Unrecorded Sternhold and Hopkins Psalter



Bible, Old Testament. The Whole booke of Psalmes, Collected into English meter by T. Sternh. I. Hopk. and others: conferred with the Hebrew, with apt notes to sing them withal. London: John Wolfe for the assigns of Richard Day, 1589. Octavo. Unrecorded.

The Sternhold and Hopkins metrical Psalter is so well known that no introduction to the work seems necessary here, beyond stating the basic fact that it was arguably the best selling book of verse and music in Early Modern England from its introduction in the mid-16th century through at least the end of the 17th. Sold alone as well as bound in with Bibles and New Testaments, its various editions edified generations of readers, those both well-to-do and quite otherwise.

The chart of Sternhold and Hopkins editions included in the 2nd edition of the STC indicates that this single-column black-letter copy in octavo belongs to series 8/47: as called for, Psalm CI begins on Q1v, p.208, and the last numbered leaf is p.316 on Y7v. The earliest edition of this series recorded in the STC dates from three years later in 1592 (STC 2481.5), and claims to come from the press of a different printer, John Windet. He also printed all subsequent editions in the series. Each contains the same elaborate title page border (McKerrow 204) present in this 1589 copy, a border that had also been used by John Wolfe for some other earlier publications. It depicts the Royal Arms and the Arms of the Stationers’ Company, four cherubs, and the figures of David and John the Baptist(?). This book, however, was printed from a substantially different setting of type than others in series 8/47 (including STC 2481.5), and, thus, constitutes a distinct earlier edition.* No other copies are recorded.

The seven editions belonging to series 8/47 that are recorded in the STC were published between 1592 and 1603 and printed by Windet. The existence of an earlier copy by Wolfe indicates that Windet did not originate the series, but instead inherited it when he took over Wolfe’s other Psalter printing in 1591. This new edition also begins to narrow the gap between series 8/47 and the earlier series, 8/45, which John Day stopped printing after his edition of 1583 (STC 2466.7). It is now quite possible to imagine that Wolfe printed others between 1585, when he began printing Psalters under Richard Day, and 1591, when Windet took over.

The present copy, in a recent pigskin binding with new endpapers and a ribbon bookmark, collates A-Y8. Psalm 150 ends on Y7v, and the text cuts off at the end of Y8v following a song on the Ten Commandments and the beginning of “A Prayer.” Although no other copy of this edition exists for comparison, the collation of the 1592 edition suggests that a total of twelve leaves are likely lacking, quires 2A8 and 2B4. (Later editions extend 2B4 to a full eight leaf quire.
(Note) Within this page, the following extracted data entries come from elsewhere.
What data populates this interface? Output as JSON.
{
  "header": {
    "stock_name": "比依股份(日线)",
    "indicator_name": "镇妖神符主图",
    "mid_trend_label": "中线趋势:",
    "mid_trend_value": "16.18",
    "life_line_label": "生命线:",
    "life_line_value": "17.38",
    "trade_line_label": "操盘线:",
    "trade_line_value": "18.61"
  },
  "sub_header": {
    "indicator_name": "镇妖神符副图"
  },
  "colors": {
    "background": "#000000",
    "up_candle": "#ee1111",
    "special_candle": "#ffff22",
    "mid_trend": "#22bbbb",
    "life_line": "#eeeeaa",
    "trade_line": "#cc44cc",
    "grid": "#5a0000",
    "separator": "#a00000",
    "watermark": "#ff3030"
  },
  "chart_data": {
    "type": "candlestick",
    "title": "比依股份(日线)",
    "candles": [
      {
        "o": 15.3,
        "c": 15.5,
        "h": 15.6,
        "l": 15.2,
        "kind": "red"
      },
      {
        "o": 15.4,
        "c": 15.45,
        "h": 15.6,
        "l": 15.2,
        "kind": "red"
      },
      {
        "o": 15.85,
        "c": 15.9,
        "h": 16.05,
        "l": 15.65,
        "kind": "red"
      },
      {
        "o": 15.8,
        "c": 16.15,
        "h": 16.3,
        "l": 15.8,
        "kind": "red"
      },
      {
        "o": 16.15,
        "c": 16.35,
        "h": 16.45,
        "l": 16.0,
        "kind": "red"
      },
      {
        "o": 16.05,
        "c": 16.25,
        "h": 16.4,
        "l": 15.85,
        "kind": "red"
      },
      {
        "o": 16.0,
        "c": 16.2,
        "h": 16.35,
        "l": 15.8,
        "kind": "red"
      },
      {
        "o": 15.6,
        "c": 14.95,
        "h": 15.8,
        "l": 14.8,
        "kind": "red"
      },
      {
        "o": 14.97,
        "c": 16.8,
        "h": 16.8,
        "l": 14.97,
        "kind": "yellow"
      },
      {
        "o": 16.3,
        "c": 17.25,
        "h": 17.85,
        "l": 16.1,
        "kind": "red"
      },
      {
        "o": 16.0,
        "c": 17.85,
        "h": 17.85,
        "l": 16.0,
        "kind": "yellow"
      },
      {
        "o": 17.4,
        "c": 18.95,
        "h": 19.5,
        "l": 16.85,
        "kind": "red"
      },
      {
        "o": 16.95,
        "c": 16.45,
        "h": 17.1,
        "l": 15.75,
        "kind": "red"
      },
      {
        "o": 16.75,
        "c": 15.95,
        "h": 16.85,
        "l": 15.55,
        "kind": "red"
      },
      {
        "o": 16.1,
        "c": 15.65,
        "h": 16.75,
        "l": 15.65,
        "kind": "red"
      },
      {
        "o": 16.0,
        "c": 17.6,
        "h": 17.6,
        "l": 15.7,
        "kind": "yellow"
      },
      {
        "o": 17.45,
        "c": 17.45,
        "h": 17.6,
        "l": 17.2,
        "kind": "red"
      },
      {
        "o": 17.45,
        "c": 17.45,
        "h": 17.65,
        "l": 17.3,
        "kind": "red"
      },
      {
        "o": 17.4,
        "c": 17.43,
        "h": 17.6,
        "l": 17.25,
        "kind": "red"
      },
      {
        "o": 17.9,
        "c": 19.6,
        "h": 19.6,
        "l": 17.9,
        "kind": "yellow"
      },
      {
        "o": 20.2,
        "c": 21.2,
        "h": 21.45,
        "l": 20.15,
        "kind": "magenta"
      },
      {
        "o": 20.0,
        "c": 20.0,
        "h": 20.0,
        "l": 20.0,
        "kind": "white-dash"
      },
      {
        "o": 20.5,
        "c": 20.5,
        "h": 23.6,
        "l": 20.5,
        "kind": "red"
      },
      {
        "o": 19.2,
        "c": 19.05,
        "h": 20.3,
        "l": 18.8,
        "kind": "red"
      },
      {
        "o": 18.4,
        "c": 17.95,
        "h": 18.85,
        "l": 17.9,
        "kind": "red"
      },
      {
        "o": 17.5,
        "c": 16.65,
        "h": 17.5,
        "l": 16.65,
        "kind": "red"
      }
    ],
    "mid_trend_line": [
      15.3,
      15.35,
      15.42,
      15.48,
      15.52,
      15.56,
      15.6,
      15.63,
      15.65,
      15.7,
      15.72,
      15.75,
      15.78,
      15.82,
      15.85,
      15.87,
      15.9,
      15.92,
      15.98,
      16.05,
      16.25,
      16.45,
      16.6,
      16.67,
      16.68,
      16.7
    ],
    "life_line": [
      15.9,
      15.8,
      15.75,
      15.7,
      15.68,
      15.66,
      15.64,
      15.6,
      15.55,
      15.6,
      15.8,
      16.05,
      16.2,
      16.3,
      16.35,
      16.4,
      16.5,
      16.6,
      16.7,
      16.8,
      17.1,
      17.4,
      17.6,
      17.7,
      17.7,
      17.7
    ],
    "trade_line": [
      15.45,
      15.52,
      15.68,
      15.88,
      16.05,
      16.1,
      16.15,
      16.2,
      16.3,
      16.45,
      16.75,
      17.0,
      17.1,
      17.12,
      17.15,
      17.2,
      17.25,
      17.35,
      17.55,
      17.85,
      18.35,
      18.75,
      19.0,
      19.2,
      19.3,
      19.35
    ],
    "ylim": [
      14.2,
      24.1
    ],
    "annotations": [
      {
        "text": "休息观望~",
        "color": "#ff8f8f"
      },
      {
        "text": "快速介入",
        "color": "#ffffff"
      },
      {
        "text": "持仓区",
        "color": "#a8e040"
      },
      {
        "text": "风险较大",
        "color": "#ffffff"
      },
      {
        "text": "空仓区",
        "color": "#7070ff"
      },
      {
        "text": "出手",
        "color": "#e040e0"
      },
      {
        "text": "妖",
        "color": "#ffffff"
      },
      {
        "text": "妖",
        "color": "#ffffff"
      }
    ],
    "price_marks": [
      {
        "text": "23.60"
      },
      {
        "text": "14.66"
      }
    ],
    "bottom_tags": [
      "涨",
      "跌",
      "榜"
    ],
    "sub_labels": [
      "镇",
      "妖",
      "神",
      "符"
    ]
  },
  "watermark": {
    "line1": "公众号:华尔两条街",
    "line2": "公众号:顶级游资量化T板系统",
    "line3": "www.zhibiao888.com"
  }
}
In the 1592 edition, though, the text ends on 2B3, and 2B4 is a blank.) The title page and all leaves are remarkably clean, squarely trimmed, and evenly toned. “THE” on the title page and three initial capitals (on A2r, A5v, and C2r) have been colored red at some point, possibly quite early.

While, generally speaking, Sternhold and Hopkins Psalters are legion, copies from series 8/47 are incredibly scarce. Of the seven editions recorded in the STC, only the edition from 1601 (STC 2503.3) is present in the US, with copies at the Folger Shakespeare Library and the University of North Carolina (according to the more recent ESTC). The 1599 edition (STC 2497.7) is only known from a copy in private hands, and others (STC 2490.7, dated 1596, and probably STC 2481.5) exist, like this 1589 copy, only in imperfect examples. In total, the ESTC records only ten (maybe eleven) copies in the series that were printed over a twelve-year period.

All said, this is a unique copy of an otherwise unattainable edition of the Sternhold and Hopkins metrical Psalter, one that alters, albeit slightly, some narratives about the Elizabethan book trade. It deserves a home at a major research library and inclusion in the ESTC and other relevant bibliographies. SOLD

*By the standards used by the STC, in which fifty-percent of the sheets need to have been reset, this easily qualifies as a distinct edition. There are, however, anomalies. For example, the outer forme of the sheet that makes up S8 appears (by several measures) to have been printed from the same setting that appears in the only available copy of the 1592 edition, but the inner formes of the two copies are clearly distinct, complete with spelling differences. There may be other instances of this throughout the volume; further analysis is needed. This oddity is quite remarkable, not least because the formes are from editions at least nominally printed by different printers; it may even suggest that Wolfe passed standing formes or half-printed sheets to Windet when he also handed over the block for the title page border—assuming, of course, that Windet printed the distinct inner forme himself. It is hard to say: mass-produced books like the Sternhold and Hopkins Psalter tend to defy the tidy criteria of traditional bibliography. Not only is there the likelihood of copies with mixed sheets, but there is also, as we apparently see here, the possibility of sheets that mix formes.